Hello everyone,
I have decided to use the SQL Profiler today, and my goal was to identify requests that take longer than 1 sec, for the execution or the blocking. This is the conditions that I have set up for the SA Profiler:
![Profiling Options]()
The profiler has recorded a multiple similar statements with the following properties:
![Connection Properties]()
What worries me is the high "Idle" value, plus these requests are called from the multiple connections that are still (I think) alive:
![Connections]()
I have found the old thread that says that the idle connections consume memory, and a little CPU when they send "ping" packets: http://sqlanywhere-forum.sap.com/questions/6524/whats-the-performance-downside-to-having-a-lot-of-idle-connections
But I think that this is bad, because it looks like the statement wasn't finished yet (you see, the execution time was still "Unknown") and/or the connection was not returned to the server's connection pool.
A short update. The profiler has also shown me the following warning:
![Non-default options]()
Can you please confirm that I am right in my assumption? Because it is only you who can stop me from the creation of the support ticket to people, who developed the server :)

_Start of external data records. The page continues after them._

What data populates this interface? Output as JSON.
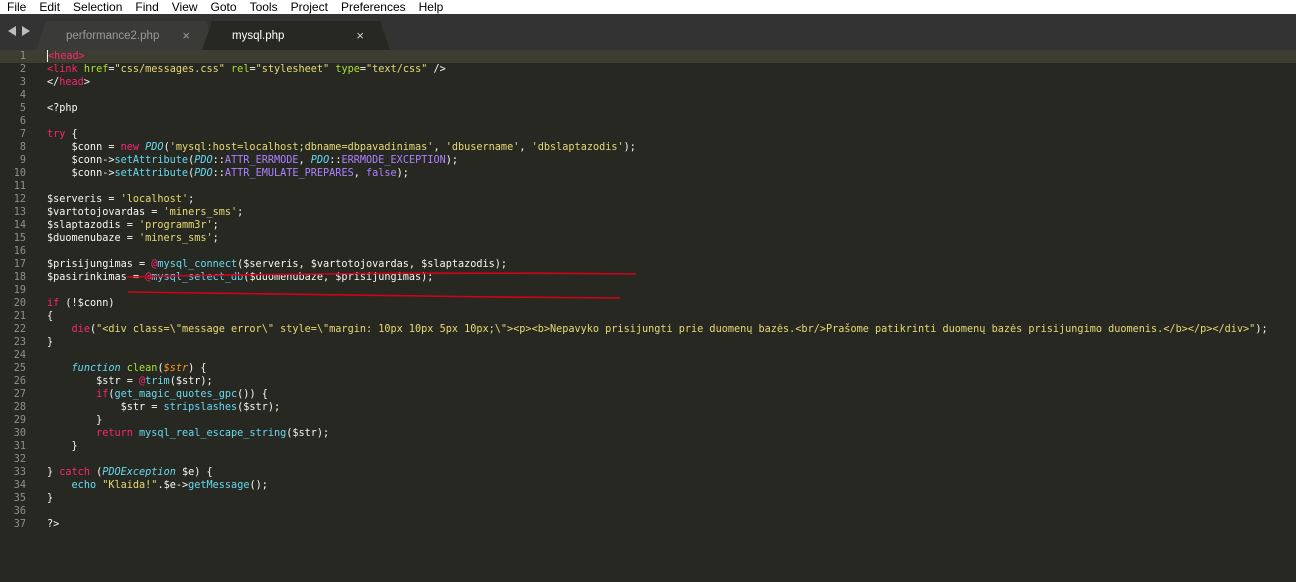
{
  "menu": [
    "File",
    "Edit",
    "Selection",
    "Find",
    "View",
    "Goto",
    "Tools",
    "Project",
    "Preferences",
    "Help"
  ],
  "tabs": [
    {
      "label": "performance2.php",
      "close": "×",
      "active": false
    },
    {
      "label": "mysql.php",
      "close": "×",
      "active": true
    }
  ],
  "colors": {
    "editor_bg": "#272822",
    "tabbar_bg": "#323332",
    "keyword": "#f92672",
    "string": "#e6db74",
    "function": "#66d9ef",
    "attribute": "#a6e22e",
    "scribble": "#d0021b"
  },
  "code": [
    {
      "n": "1",
      "t": [
        [
          "tag",
          "<head>"
        ]
      ]
    },
    {
      "n": "2",
      "t": [
        [
          "tag",
          "<link "
        ],
        [
          "attr",
          "href"
        ],
        [
          "plain",
          "="
        ],
        [
          "str",
          "\"css/messages.css\""
        ],
        [
          "plain",
          " "
        ],
        [
          "attr",
          "rel"
        ],
        [
          "plain",
          "="
        ],
        [
          "str",
          "\"stylesheet\""
        ],
        [
          "plain",
          " "
        ],
        [
          "attr",
          "type"
        ],
        [
          "plain",
          "="
        ],
        [
          "str",
          "\"text/css\""
        ],
        [
          "plain",
          " />"
        ]
      ]
    },
    {
      "n": "3",
      "t": [
        [
          "plain",
          "</"
        ],
        [
          "tag",
          "head"
        ],
        [
          "plain",
          ">"
        ]
      ]
    },
    {
      "n": "4",
      "t": []
    },
    {
      "n": "5",
      "t": [
        [
          "plain",
          "<?php"
        ]
      ]
    },
    {
      "n": "6",
      "t": []
    },
    {
      "n": "7",
      "t": [
        [
          "kw",
          "try"
        ],
        [
          "plain",
          " {"
        ]
      ]
    },
    {
      "n": "8",
      "t": [
        [
          "plain",
          "    $conn = "
        ],
        [
          "kw",
          "new"
        ],
        [
          "plain",
          " "
        ],
        [
          "it",
          "PDO"
        ],
        [
          "plain",
          "("
        ],
        [
          "str",
          "'mysql:host=localhost;dbname=dbpavadinimas'"
        ],
        [
          "plain",
          ", "
        ],
        [
          "str",
          "'dbusername'"
        ],
        [
          "plain",
          ", "
        ],
        [
          "str",
          "'dbslaptazodis'"
        ],
        [
          "plain",
          ");"
        ]
      ]
    },
    {
      "n": "9",
      "t": [
        [
          "plain",
          "    $conn->"
        ],
        [
          "fn",
          "setAttribute"
        ],
        [
          "plain",
          "("
        ],
        [
          "it",
          "PDO"
        ],
        [
          "plain",
          "::"
        ],
        [
          "num",
          "ATTR_ERRMODE"
        ],
        [
          "plain",
          ", "
        ],
        [
          "it",
          "PDO"
        ],
        [
          "plain",
          "::"
        ],
        [
          "num",
          "ERRMODE_EXCEPTION"
        ],
        [
          "plain",
          ");"
        ]
      ]
    },
    {
      "n": "10",
      "t": [
        [
          "plain",
          "    $conn->"
        ],
        [
          "fn",
          "setAttribute"
        ],
        [
          "plain",
          "("
        ],
        [
          "it",
          "PDO"
        ],
        [
          "plain",
          "::"
        ],
        [
          "num",
          "ATTR_EMULATE_PREPARES"
        ],
        [
          "plain",
          ", "
        ],
        [
          "num",
          "false"
        ],
        [
          "plain",
          ");"
        ]
      ]
    },
    {
      "n": "11",
      "t": []
    },
    {
      "n": "12",
      "t": [
        [
          "plain",
          "$serveris = "
        ],
        [
          "str",
          "'localhost'"
        ],
        [
          "plain",
          ";"
        ]
      ]
    },
    {
      "n": "13",
      "t": [
        [
          "plain",
          "$vartotojovardas = "
        ],
        [
          "str",
          "'miners_sms'"
        ],
        [
          "plain",
          ";"
        ]
      ]
    },
    {
      "n": "14",
      "t": [
        [
          "plain",
          "$slaptazodis = "
        ],
        [
          "str",
          "'programm3r'"
        ],
        [
          "plain",
          ";"
        ]
      ]
    },
    {
      "n": "15",
      "t": [
        [
          "plain",
          "$duomenubaze = "
        ],
        [
          "str",
          "'miners_sms'"
        ],
        [
          "plain",
          ";"
        ]
      ]
    },
    {
      "n": "16",
      "t": []
    },
    {
      "n": "17",
      "t": [
        [
          "plain",
          "$prisijungimas = "
        ],
        [
          "kw",
          "@"
        ],
        [
          "fn",
          "mysql_connect"
        ],
        [
          "plain",
          "($serveris, $vartotojovardas, $slaptazodis);"
        ]
      ]
    },
    {
      "n": "18",
      "t": [
        [
          "plain",
          "$pasirinkimas = "
        ],
        [
          "kw",
          "@"
        ],
        [
          "fn",
          "mysql_select_db"
        ],
        [
          "plain",
          "($duomenubaze, $prisijungimas);"
        ]
      ]
    },
    {
      "n": "19",
      "t": []
    },
    {
      "n": "20",
      "t": [
        [
          "kw",
          "if"
        ],
        [
          "plain",
          " (!$conn)"
        ]
      ]
    },
    {
      "n": "21",
      "t": [
        [
          "plain",
          "{"
        ]
      ]
    },
    {
      "n": "22",
      "t": [
        [
          "plain",
          "    "
        ],
        [
          "kw",
          "die"
        ],
        [
          "plain",
          "("
        ],
        [
          "str",
          "\"<div class=\\\"message error\\\" style=\\\"margin: 10px 10px 5px 10px;\\\"><p><b>Nepavyko prisijungti prie duomenų bazės.<br/>Prašome patikrinti duomenų bazės prisijungimo duomenis.</b></p></div>\""
        ],
        [
          "plain",
          ");"
        ]
      ]
    },
    {
      "n": "23",
      "t": [
        [
          "plain",
          "}"
        ]
      ]
    },
    {
      "n": "24",
      "t": []
    },
    {
      "n": "25",
      "t": [
        [
          "plain",
          "    "
        ],
        [
          "it",
          "function"
        ],
        [
          "plain",
          " "
        ],
        [
          "attr",
          "clean"
        ],
        [
          "plain",
          "("
        ],
        [
          "param",
          "$str"
        ],
        [
          "plain",
          ") {"
        ]
      ]
    },
    {
      "n": "26",
      "t": [
        [
          "plain",
          "        $str = "
        ],
        [
          "kw",
          "@"
        ],
        [
          "fn",
          "trim"
        ],
        [
          "plain",
          "($str);"
        ]
      ]
    },
    {
      "n": "27",
      "t": [
        [
          "plain",
          "        "
        ],
        [
          "kw",
          "if"
        ],
        [
          "plain",
          "("
        ],
        [
          "fn",
          "get_magic_quotes_gpc"
        ],
        [
          "plain",
          "()) {"
        ]
      ]
    },
    {
      "n": "28",
      "t": [
        [
          "plain",
          "            $str = "
        ],
        [
          "fn",
          "stripslashes"
        ],
        [
          "plain",
          "($str);"
        ]
      ]
    },
    {
      "n": "29",
      "t": [
        [
          "plain",
          "        }"
        ]
      ]
    },
    {
      "n": "30",
      "t": [
        [
          "plain",
          "        "
        ],
        [
          "kw",
          "return"
        ],
        [
          "plain",
          " "
        ],
        [
          "fn",
          "mysql_real_escape_string"
        ],
        [
          "plain",
          "($str);"
        ]
      ]
    },
    {
      "n": "31",
      "t": [
        [
          "plain",
          "    }"
        ]
      ]
    },
    {
      "n": "32",
      "t": []
    },
    {
      "n": "33",
      "t": [
        [
          "plain",
          "} "
        ],
        [
          "kw",
          "catch"
        ],
        [
          "plain",
          " ("
        ],
        [
          "it",
          "PDOException"
        ],
        [
          "plain",
          " $e) {"
        ]
      ]
    },
    {
      "n": "34",
      "t": [
        [
          "plain",
          "    "
        ],
        [
          "fn",
          "echo"
        ],
        [
          "plain",
          " "
        ],
        [
          "str",
          "\"Klaida!\""
        ],
        [
          "plain",
          "."
        ],
        [
          "plain",
          "$e->"
        ],
        [
          "fn",
          "getMessage"
        ],
        [
          "plain",
          "();"
        ]
      ]
    },
    {
      "n": "35",
      "t": [
        [
          "plain",
          "}"
        ]
      ]
    },
    {
      "n": "36",
      "t": []
    },
    {
      "n": "37",
      "t": [
        [
          "plain",
          "?>"
        ]
      ]
    }
  ]
}
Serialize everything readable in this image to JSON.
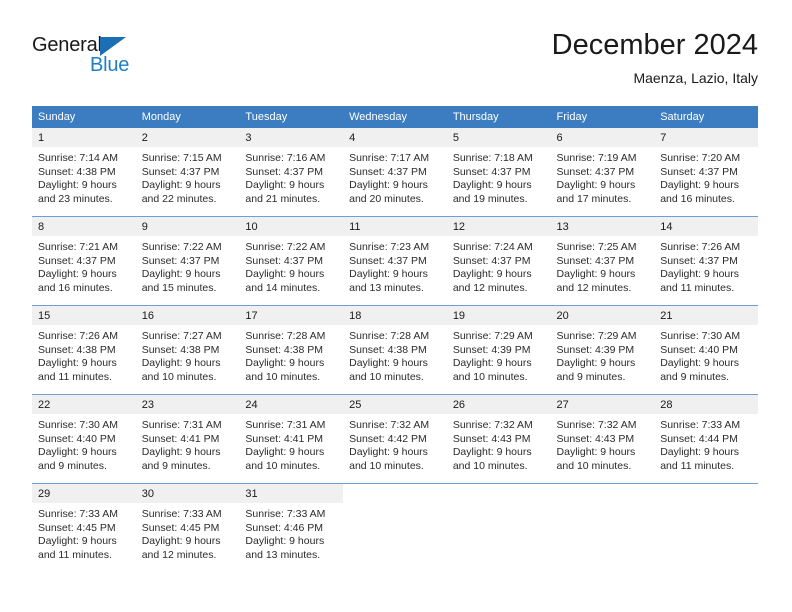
{
  "brand": {
    "line1": "General",
    "line2": "Blue",
    "triangle_color": "#1b6fb5",
    "blue_text_color": "#1f7ec4"
  },
  "header": {
    "title": "December 2024",
    "location": "Maenza, Lazio, Italy"
  },
  "theme": {
    "header_blue": "#3b7dc0",
    "daynum_bg": "#f0f0f0",
    "row_divider": "#6f9fd0"
  },
  "weekday_headers": [
    "Sunday",
    "Monday",
    "Tuesday",
    "Wednesday",
    "Thursday",
    "Friday",
    "Saturday"
  ],
  "weeks": [
    [
      {
        "day": "1",
        "sunrise": "Sunrise: 7:14 AM",
        "sunset": "Sunset: 4:38 PM",
        "daylight1": "Daylight: 9 hours",
        "daylight2": "and 23 minutes."
      },
      {
        "day": "2",
        "sunrise": "Sunrise: 7:15 AM",
        "sunset": "Sunset: 4:37 PM",
        "daylight1": "Daylight: 9 hours",
        "daylight2": "and 22 minutes."
      },
      {
        "day": "3",
        "sunrise": "Sunrise: 7:16 AM",
        "sunset": "Sunset: 4:37 PM",
        "daylight1": "Daylight: 9 hours",
        "daylight2": "and 21 minutes."
      },
      {
        "day": "4",
        "sunrise": "Sunrise: 7:17 AM",
        "sunset": "Sunset: 4:37 PM",
        "daylight1": "Daylight: 9 hours",
        "daylight2": "and 20 minutes."
      },
      {
        "day": "5",
        "sunrise": "Sunrise: 7:18 AM",
        "sunset": "Sunset: 4:37 PM",
        "daylight1": "Daylight: 9 hours",
        "daylight2": "and 19 minutes."
      },
      {
        "day": "6",
        "sunrise": "Sunrise: 7:19 AM",
        "sunset": "Sunset: 4:37 PM",
        "daylight1": "Daylight: 9 hours",
        "daylight2": "and 17 minutes."
      },
      {
        "day": "7",
        "sunrise": "Sunrise: 7:20 AM",
        "sunset": "Sunset: 4:37 PM",
        "daylight1": "Daylight: 9 hours",
        "daylight2": "and 16 minutes."
      }
    ],
    [
      {
        "day": "8",
        "sunrise": "Sunrise: 7:21 AM",
        "sunset": "Sunset: 4:37 PM",
        "daylight1": "Daylight: 9 hours",
        "daylight2": "and 16 minutes."
      },
      {
        "day": "9",
        "sunrise": "Sunrise: 7:22 AM",
        "sunset": "Sunset: 4:37 PM",
        "daylight1": "Daylight: 9 hours",
        "daylight2": "and 15 minutes."
      },
      {
        "day": "10",
        "sunrise": "Sunrise: 7:22 AM",
        "sunset": "Sunset: 4:37 PM",
        "daylight1": "Daylight: 9 hours",
        "daylight2": "and 14 minutes."
      },
      {
        "day": "11",
        "sunrise": "Sunrise: 7:23 AM",
        "sunset": "Sunset: 4:37 PM",
        "daylight1": "Daylight: 9 hours",
        "daylight2": "and 13 minutes."
      },
      {
        "day": "12",
        "sunrise": "Sunrise: 7:24 AM",
        "sunset": "Sunset: 4:37 PM",
        "daylight1": "Daylight: 9 hours",
        "daylight2": "and 12 minutes."
      },
      {
        "day": "13",
        "sunrise": "Sunrise: 7:25 AM",
        "sunset": "Sunset: 4:37 PM",
        "daylight1": "Daylight: 9 hours",
        "daylight2": "and 12 minutes."
      },
      {
        "day": "14",
        "sunrise": "Sunrise: 7:26 AM",
        "sunset": "Sunset: 4:37 PM",
        "daylight1": "Daylight: 9 hours",
        "daylight2": "and 11 minutes."
      }
    ],
    [
      {
        "day": "15",
        "sunrise": "Sunrise: 7:26 AM",
        "sunset": "Sunset: 4:38 PM",
        "daylight1": "Daylight: 9 hours",
        "daylight2": "and 11 minutes."
      },
      {
        "day": "16",
        "sunrise": "Sunrise: 7:27 AM",
        "sunset": "Sunset: 4:38 PM",
        "daylight1": "Daylight: 9 hours",
        "daylight2": "and 10 minutes."
      },
      {
        "day": "17",
        "sunrise": "Sunrise: 7:28 AM",
        "sunset": "Sunset: 4:38 PM",
        "daylight1": "Daylight: 9 hours",
        "daylight2": "and 10 minutes."
      },
      {
        "day": "18",
        "sunrise": "Sunrise: 7:28 AM",
        "sunset": "Sunset: 4:38 PM",
        "daylight1": "Daylight: 9 hours",
        "daylight2": "and 10 minutes."
      },
      {
        "day": "19",
        "sunrise": "Sunrise: 7:29 AM",
        "sunset": "Sunset: 4:39 PM",
        "daylight1": "Daylight: 9 hours",
        "daylight2": "and 10 minutes."
      },
      {
        "day": "20",
        "sunrise": "Sunrise: 7:29 AM",
        "sunset": "Sunset: 4:39 PM",
        "daylight1": "Daylight: 9 hours",
        "daylight2": "and 9 minutes."
      },
      {
        "day": "21",
        "sunrise": "Sunrise: 7:30 AM",
        "sunset": "Sunset: 4:40 PM",
        "daylight1": "Daylight: 9 hours",
        "daylight2": "and 9 minutes."
      }
    ],
    [
      {
        "day": "22",
        "sunrise": "Sunrise: 7:30 AM",
        "sunset": "Sunset: 4:40 PM",
        "daylight1": "Daylight: 9 hours",
        "daylight2": "and 9 minutes."
      },
      {
        "day": "23",
        "sunrise": "Sunrise: 7:31 AM",
        "sunset": "Sunset: 4:41 PM",
        "daylight1": "Daylight: 9 hours",
        "daylight2": "and 9 minutes."
      },
      {
        "day": "24",
        "sunrise": "Sunrise: 7:31 AM",
        "sunset": "Sunset: 4:41 PM",
        "daylight1": "Daylight: 9 hours",
        "daylight2": "and 10 minutes."
      },
      {
        "day": "25",
        "sunrise": "Sunrise: 7:32 AM",
        "sunset": "Sunset: 4:42 PM",
        "daylight1": "Daylight: 9 hours",
        "daylight2": "and 10 minutes."
      },
      {
        "day": "26",
        "sunrise": "Sunrise: 7:32 AM",
        "sunset": "Sunset: 4:43 PM",
        "daylight1": "Daylight: 9 hours",
        "daylight2": "and 10 minutes."
      },
      {
        "day": "27",
        "sunrise": "Sunrise: 7:32 AM",
        "sunset": "Sunset: 4:43 PM",
        "daylight1": "Daylight: 9 hours",
        "daylight2": "and 10 minutes."
      },
      {
        "day": "28",
        "sunrise": "Sunrise: 7:33 AM",
        "sunset": "Sunset: 4:44 PM",
        "daylight1": "Daylight: 9 hours",
        "daylight2": "and 11 minutes."
      }
    ],
    [
      {
        "day": "29",
        "sunrise": "Sunrise: 7:33 AM",
        "sunset": "Sunset: 4:45 PM",
        "daylight1": "Daylight: 9 hours",
        "daylight2": "and 11 minutes."
      },
      {
        "day": "30",
        "sunrise": "Sunrise: 7:33 AM",
        "sunset": "Sunset: 4:45 PM",
        "daylight1": "Daylight: 9 hours",
        "daylight2": "and 12 minutes."
      },
      {
        "day": "31",
        "sunrise": "Sunrise: 7:33 AM",
        "sunset": "Sunset: 4:46 PM",
        "daylight1": "Daylight: 9 hours",
        "daylight2": "and 13 minutes."
      },
      {
        "day": "",
        "sunrise": "",
        "sunset": "",
        "daylight1": "",
        "daylight2": ""
      },
      {
        "day": "",
        "sunrise": "",
        "sunset": "",
        "daylight1": "",
        "daylight2": ""
      },
      {
        "day": "",
        "sunrise": "",
        "sunset": "",
        "daylight1": "",
        "daylight2": ""
      },
      {
        "day": "",
        "sunrise": "",
        "sunset": "",
        "daylight1": "",
        "daylight2": ""
      }
    ]
  ]
}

p.s. I am using SA 17.0.4.2053 (Windows 2012R2 Build 9600, 4 cores).
Just in case:
Auto multiprogramming level - 1
Current multiprogramming level - 20
Min multiprogramming level - 4
Max multiprogramming level - 80
update #2:
I have decided to start demo.db and check it with the SQL Profiler (Profiling options: comprehensive). It showed me that dbisql.exe (I use 64-bit version), gets the number of locks, but probably doesn't close the connection:
![dbisql.exe requests]()
Here you see my simple select:
SELECT @@version;
And then immediately you see the "idle" connection. The source code of com.sybase.saisqlplugin.SAISQLPlugin.getLockedTableCount (I apologize for doing this, but I wanted to know how the "universe" works!) creates the SQL statement object, and then closes it later, but ResultSet is not closed. Am I correct that this is the way where we have the "connection leak" or whatever?
Can someone take a look at my observation, are either the profiler, or dbisql, or me wrong?
To reproduce the issue, you should simply start the profiler (comprehensive mode), dbisql and execute any SELECT.